What is the process behind the Paricutin eruption according to many geologists?
-Many geologists believe that the Paricutin eruption was caused by the formation of buoyant bubbles in the magma, which increased the upward pressure through the crust.
What are the two known natural causes for the formation of buoyant bubbles in magma?
-The two known natural causes for the formation of buoyant bubbles are the introduction of additional gassy compounds by new magma from deeper underground and the cooling of magma, which leads to the solidification of minerals and an increase in gas concentration.
What is the process called 'unloading' and how is it related to volcanic eruptions?
-'Unloading' is the process where the weight of the rock above a magma chamber is significantly reduced, such as by landslides, which can drop lithostatic pressure and trigger an eruption.
How can climate change potentially increase volcanic activity?
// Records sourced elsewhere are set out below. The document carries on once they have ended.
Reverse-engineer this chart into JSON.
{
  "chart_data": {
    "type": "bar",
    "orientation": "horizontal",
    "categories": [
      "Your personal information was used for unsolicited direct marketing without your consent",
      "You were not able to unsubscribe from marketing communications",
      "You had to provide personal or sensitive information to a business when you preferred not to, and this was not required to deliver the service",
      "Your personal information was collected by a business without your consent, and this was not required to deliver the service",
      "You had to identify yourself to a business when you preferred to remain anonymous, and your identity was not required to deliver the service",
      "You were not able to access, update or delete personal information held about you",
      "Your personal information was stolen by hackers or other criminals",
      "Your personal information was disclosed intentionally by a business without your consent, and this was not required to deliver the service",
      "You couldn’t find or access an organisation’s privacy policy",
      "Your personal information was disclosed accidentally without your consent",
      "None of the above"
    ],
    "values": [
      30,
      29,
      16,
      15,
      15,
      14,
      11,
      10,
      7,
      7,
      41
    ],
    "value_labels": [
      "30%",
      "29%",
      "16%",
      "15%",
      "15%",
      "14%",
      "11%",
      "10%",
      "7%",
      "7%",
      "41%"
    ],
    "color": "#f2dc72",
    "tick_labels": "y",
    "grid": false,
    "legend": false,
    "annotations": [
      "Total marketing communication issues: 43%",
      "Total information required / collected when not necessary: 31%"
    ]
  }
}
-Climate change can increase volcanic activity by causing glacial melt, which through the process of 'unloading', can reduce lithostatic pressure and potentially trigger eruptions.
What are some of the technological advances that volcanologists are using to better understand volcanoes?
-Technological advances include thermal imaging to detect subterranean hotspots, spectrometers to analyze escaping gases, and lasers to track the impact of rising magma on a volcano's shape.
Why is predicting volcanic eruptions difficult despite understanding the causes?
-Predicting volcanic eruptions is difficult because measuring changes in magmastatic pressure is challenging due to the depth and heat of magma chambers, making it hard to monitor the delicate balance of geological factors.